Protein Expression and Purification.

pCREB (untagged) (39), Tax-His₆ (40), human Nap1 (GST-hNap1L1) (41), and His₆-p300 were purified using the methods described in their accompanying references (see also ref. 27). Xenopus histones carrying the indicated H3 point mutations were prepared by site-directed mutagenesis and confirmed by sequence analysis. Histone proteins were expressed and purified as previously described (42). All the purified proteins are shown in Fig. S1B. The GST-hNap1 expression plasmid was a gift from M. Giacca (International Centre for Genetic Engineering and Biotechnology, Trieste, Italy) and G. Steger (Institute of Virology, University of Cologne, Cologne Germany) (41), and the plasmids encoding the four core histone K → R point mutants (shown in Fig. 1B) were a gift from R. Roeder (Rockefeller University, New York, NY) (43).

Chromatin Assembly, Nucleosome Disassembly, in Vitro Transcription Assays.
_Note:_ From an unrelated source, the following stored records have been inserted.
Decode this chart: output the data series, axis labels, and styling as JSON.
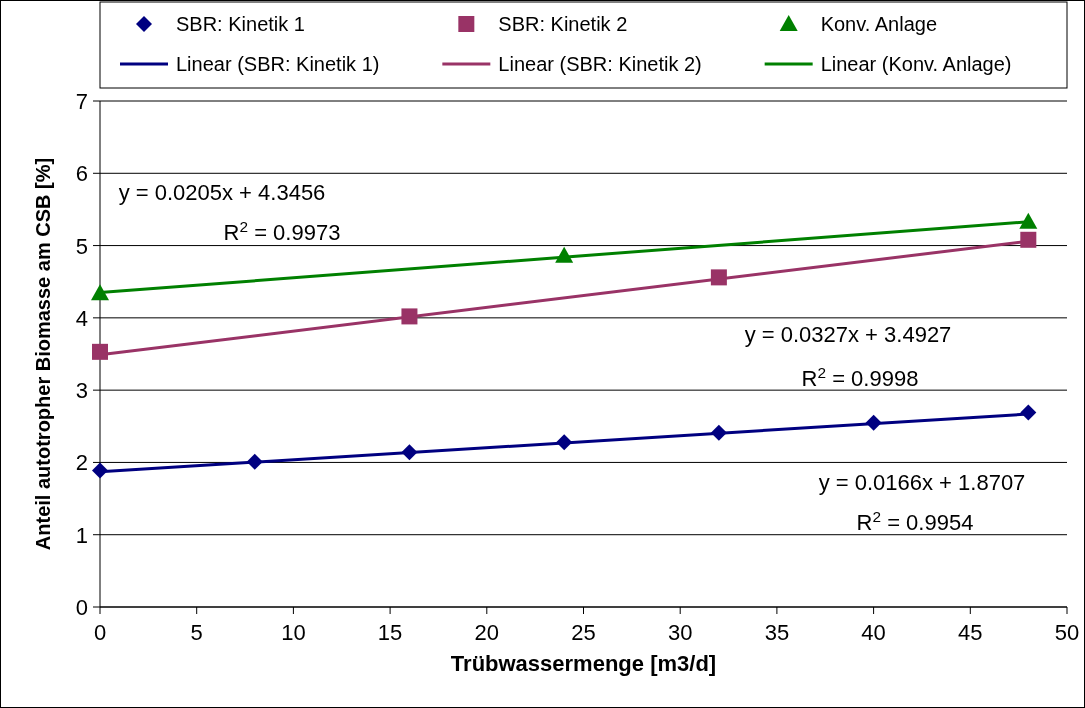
{
  "chart_data": {
    "type": "scatter",
    "xlabel": "Trübwassermenge [m3/d]",
    "ylabel": "Anteil autotropher Biomasse am CSB [%]",
    "xlim": [
      0,
      50
    ],
    "xticks": [
      0,
      5,
      10,
      15,
      20,
      25,
      30,
      35,
      40,
      45,
      50
    ],
    "ylim": [
      0,
      7
    ],
    "yticks": [
      0,
      1,
      2,
      3,
      4,
      5,
      6,
      7
    ],
    "grid": "y",
    "legend": "top",
    "series": [
      {
        "name": "SBR: Kinetik 1",
        "marker": "diamond",
        "color": "#000080",
        "x": [
          0,
          8,
          16,
          24,
          32,
          40,
          48
        ],
        "values": [
          1.89,
          2.01,
          2.14,
          2.28,
          2.41,
          2.55,
          2.69
        ]
      },
      {
        "name": "SBR: Kinetik 2",
        "marker": "square",
        "color": "#993366",
        "x": [
          0,
          16,
          32,
          48
        ],
        "values": [
          3.53,
          4.02,
          4.56,
          5.08
        ]
      },
      {
        "name": "Konv. Anlage",
        "marker": "triangle",
        "color": "#008000",
        "x": [
          0,
          24,
          48
        ],
        "values": [
          4.34,
          4.86,
          5.33
        ]
      },
      {
        "name": "Linear (SBR: Kinetik 1)",
        "type": "line",
        "color": "#000080",
        "x": [
          0,
          48
        ],
        "values": [
          1.87,
          2.67
        ]
      },
      {
        "name": "Linear (SBR: Kinetik 2)",
        "type": "line",
        "color": "#993366",
        "x": [
          0,
          48
        ],
        "values": [
          3.49,
          5.06
        ]
      },
      {
        "name": "Linear (Konv. Anlage)",
        "type": "line",
        "color": "#008000",
        "x": [
          0,
          48
        ],
        "values": [
          4.35,
          5.33
        ]
      }
    ],
    "annotations": [
      "y = 0.0205x + 4.3456",
      "R$^{2}$ = 0.9973",
      "y = 0.0327x + 3.4927",
      "R$^{2}$ = 0.9998",
      "y = 0.0166x + 1.8707",
      "R$^{2}$ = 0.9954"
    ]
  }
}
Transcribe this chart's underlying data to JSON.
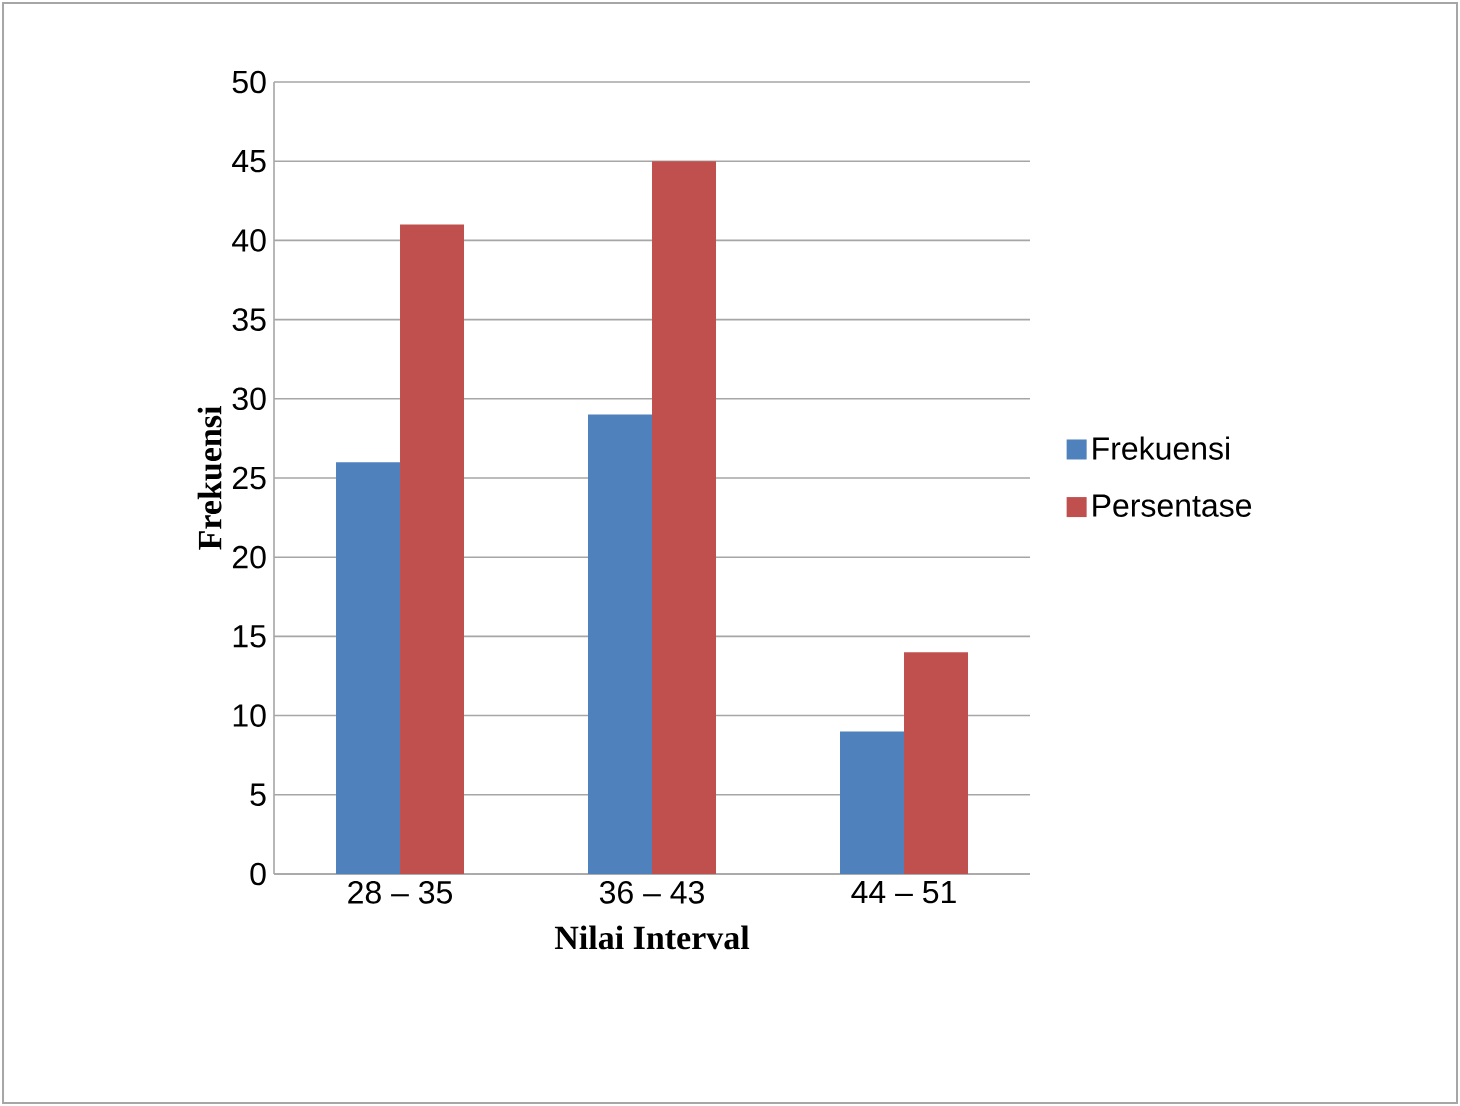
{
  "chart_data": {
    "type": "bar",
    "xlabel": "Nilai Interval",
    "ylabel": "Frekuensi",
    "categories": [
      "28 – 35",
      "36 – 43",
      "44 – 51"
    ],
    "series": [
      {
        "name": "Frekuensi",
        "color": "#4f81bd",
        "values": [
          26,
          29,
          9
        ]
      },
      {
        "name": "Persentase",
        "color": "#c0504d",
        "values": [
          41,
          45,
          14
        ]
      }
    ],
    "ylim": [
      0,
      50
    ],
    "yticks": [
      0,
      5,
      10,
      15,
      20,
      25,
      30,
      35,
      40,
      45,
      50
    ],
    "grid": "y",
    "legend": "right"
  }
}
A 588-bp fragment carrying the complete HTLV-1 promoter linked to a 290-bp G-less cassette was prepared by PCR, incorporating a biotin group at the upstream end of the fragment and immobilized on streptavidin-coated magnetic Dynabeads (see refs. 27 and 36). The PCR fragment was assembled into chromatin by salt deposition, as previously described (27). Nucleosome disassembly (see schematic, Fig. S1A) and in vitro transcription assays were performed as described previously (27, 36). Although not indicated in each figure, all nucleosome eviction reactions were performed with highly purified Tax, pCREB, p300, hNap1, and acceptor DNA.